You can no longer post new replies to this discussion. If you have a question you can start a new discussion

DIC/IDC bit in CTR

 Hello, 

In armv8 Spec, CTR_EL0.DIC/IDC is described as follows:

I really don't get the point of the two bits.

Can someone give me a  scenario to  explain how the two bits affect?

really appreciated.

  • The scenario is explained in the section "E2.2.5 Concurrent modification and execution of instructions" of the armv8 manual, under a comment "Coherency example for self-modifying code". The instructions that IDC and DIC target are respectively the DCache Clean and the ICache Invalidate seen in the code sequence associated with that example.

    These bits, when set to 1, allow the software to skip/remove instructions which otherwise would be necessary to establish coherency between the DCache and the ICache.

    These bits are how an armv8 implementation informs the software whether it needs to Clean the DCache and Invalidate the ICache when the CPU wants to execute the instruction stream which it wrote (under a normal, cache-enabled scenario).

    In Cortex-A72 TRM, these bits are RES0, which means that, on A72, the software must perform both DCache Clean (unless the other conditions about LoC or about LoUIS && LoUIU apply) and and ICache Invalidate to the PoU before the CPU can execute the instruction stream it wrote. Performing DCache Clean and ICache Invalidate targets the weakest of the implementations; that code sequence should work without change even on implementations which provide stronger guaratees (i.e. set either or both of IDC/DIC to 1)

    In Cortex-A76, the IDC bit can be 1. If it is 1, the software does not need to run DCache Clean (but presumably must still run ICache Invalidate since A76 has DIC bit as RES0).

    On Linux, one can see how IDC bit being 1 can help reduce code:

    SYM_FUNC_START(dcache_clean_pou)
    alternative_if ARM64_HAS_CACHE_IDC
            dsb     ishst
            ret
    alternative_else_nop_endif
            dcache_by_line_op cvau, ish, x0, x1, x2, x3
            ret
    SYM_FUNC_END(dcache_clean_pou)

    With IDC facility avilable, all the dcache_clean_pou needs to do is to ensure that the writes are complete, and any automatic DCache clean maintenance (presumed to be provided by the IDC facility) is also complete. Without the IDC facility, the OS must perform the DCache Clean to PoU.

    Similarly when DIC facility is available (not shown above), the OS just needs to flush its pipeline and refetch from ICache by calling ISB - the ICache invalidation has been automatically handled in the background by the hardware, for instance.

  • I have read the linux code.

    Can I say that  DCache clean will not be needed for any cache coherency situation since the hardware will do it when IDC = 1?

  • Can I say that  DCache clean will not be needed for any cache coherency situation since the hardware will do it when IDC = 1?

    One cannot say that.

    The IDC/DIC facility is limited to establishing coherency between the DCache and the ICache. The facility does not dictate rules for other  situations dealing with coherency.

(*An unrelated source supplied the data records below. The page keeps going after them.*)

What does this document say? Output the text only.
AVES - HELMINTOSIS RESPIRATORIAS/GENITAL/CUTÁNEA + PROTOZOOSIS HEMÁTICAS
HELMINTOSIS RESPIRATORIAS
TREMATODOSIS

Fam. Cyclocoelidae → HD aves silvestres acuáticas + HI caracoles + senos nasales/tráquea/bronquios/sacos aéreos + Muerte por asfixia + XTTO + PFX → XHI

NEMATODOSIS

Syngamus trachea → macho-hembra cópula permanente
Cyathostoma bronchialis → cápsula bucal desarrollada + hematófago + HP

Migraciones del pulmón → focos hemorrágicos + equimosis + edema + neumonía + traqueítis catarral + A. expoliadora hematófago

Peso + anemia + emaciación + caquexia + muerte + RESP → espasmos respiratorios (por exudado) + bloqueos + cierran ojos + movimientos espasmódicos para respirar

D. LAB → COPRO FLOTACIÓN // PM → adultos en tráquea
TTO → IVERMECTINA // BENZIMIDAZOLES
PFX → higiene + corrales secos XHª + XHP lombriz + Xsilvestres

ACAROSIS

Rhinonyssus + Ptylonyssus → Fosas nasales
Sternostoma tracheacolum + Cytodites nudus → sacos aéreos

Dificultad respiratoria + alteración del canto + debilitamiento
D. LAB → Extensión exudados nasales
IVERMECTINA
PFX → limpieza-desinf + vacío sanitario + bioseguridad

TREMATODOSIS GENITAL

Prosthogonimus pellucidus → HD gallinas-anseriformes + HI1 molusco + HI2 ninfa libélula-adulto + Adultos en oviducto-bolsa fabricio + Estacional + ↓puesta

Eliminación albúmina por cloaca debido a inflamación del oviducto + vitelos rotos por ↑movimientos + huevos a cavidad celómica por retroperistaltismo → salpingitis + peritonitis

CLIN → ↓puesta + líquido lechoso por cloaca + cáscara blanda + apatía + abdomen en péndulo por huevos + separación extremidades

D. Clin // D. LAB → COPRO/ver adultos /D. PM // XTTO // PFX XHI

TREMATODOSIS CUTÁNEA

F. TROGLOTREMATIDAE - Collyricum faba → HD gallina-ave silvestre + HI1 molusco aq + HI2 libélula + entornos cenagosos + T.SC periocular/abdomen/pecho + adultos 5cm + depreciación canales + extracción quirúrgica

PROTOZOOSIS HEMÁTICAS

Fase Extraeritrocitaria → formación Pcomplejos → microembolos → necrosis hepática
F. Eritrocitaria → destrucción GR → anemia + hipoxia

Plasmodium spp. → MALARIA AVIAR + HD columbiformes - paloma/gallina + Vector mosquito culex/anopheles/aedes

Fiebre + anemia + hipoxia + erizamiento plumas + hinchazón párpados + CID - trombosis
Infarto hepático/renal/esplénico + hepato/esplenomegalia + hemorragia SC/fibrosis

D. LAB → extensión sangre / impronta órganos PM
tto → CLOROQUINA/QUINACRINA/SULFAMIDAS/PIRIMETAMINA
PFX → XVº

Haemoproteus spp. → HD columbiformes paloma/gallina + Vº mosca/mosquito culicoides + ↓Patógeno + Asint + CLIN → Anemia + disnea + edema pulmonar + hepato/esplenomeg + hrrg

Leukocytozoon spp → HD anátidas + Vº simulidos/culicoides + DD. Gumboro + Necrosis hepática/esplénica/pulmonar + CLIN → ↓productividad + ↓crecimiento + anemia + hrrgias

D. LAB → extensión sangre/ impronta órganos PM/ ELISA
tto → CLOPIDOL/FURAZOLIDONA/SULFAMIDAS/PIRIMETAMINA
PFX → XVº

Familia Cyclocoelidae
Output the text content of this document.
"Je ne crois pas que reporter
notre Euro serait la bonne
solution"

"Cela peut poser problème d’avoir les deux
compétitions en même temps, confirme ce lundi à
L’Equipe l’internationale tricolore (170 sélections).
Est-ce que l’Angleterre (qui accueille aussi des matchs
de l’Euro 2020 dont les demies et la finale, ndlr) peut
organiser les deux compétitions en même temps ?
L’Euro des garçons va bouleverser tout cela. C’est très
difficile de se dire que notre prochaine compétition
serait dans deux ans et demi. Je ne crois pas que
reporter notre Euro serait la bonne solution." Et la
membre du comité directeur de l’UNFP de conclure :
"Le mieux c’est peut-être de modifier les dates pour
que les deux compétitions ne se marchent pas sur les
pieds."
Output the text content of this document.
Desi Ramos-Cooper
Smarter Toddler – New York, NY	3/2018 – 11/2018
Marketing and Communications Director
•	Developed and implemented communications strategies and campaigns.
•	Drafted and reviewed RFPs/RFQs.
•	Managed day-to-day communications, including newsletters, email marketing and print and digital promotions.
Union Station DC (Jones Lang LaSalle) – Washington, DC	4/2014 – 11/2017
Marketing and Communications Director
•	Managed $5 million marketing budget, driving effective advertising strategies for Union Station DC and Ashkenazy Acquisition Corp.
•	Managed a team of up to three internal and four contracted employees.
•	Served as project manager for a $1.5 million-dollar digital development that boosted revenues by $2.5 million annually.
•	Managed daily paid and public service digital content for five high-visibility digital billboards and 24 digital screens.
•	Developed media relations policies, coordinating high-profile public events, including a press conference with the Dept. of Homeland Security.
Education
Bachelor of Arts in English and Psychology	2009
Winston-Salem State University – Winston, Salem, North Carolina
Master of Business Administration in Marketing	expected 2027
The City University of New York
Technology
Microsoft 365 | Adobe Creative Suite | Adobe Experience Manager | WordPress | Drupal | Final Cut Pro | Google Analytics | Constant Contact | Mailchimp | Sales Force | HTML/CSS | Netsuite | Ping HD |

    For e.g., when cacheable data is to be read by a device through DMA, it is typically required to clean the data cache upto the PoC, so that the device reads the updated data and not the stale data. The IDC bit does not cast influence over this coherency situation (unless, for instance, PoC is the same as PoU, etc.).

  • Thank your for the detailed reply.

    So the key point is DCache and ICache coherency. It seems that this kind of coherency is not common.

    Except self-modifying code, is there any other DCache-ICache coherency situation we should pay attention to?

  • I would say moving code from disk to RAM is such a situation.

  • 42Bastian Schick is correct.

    The situation also arises in case of dynamic compilation (C#, or emulation/virtualization like QEMU), or in case of debugging (setting a breakpoint usually requires modifying the instruction stream).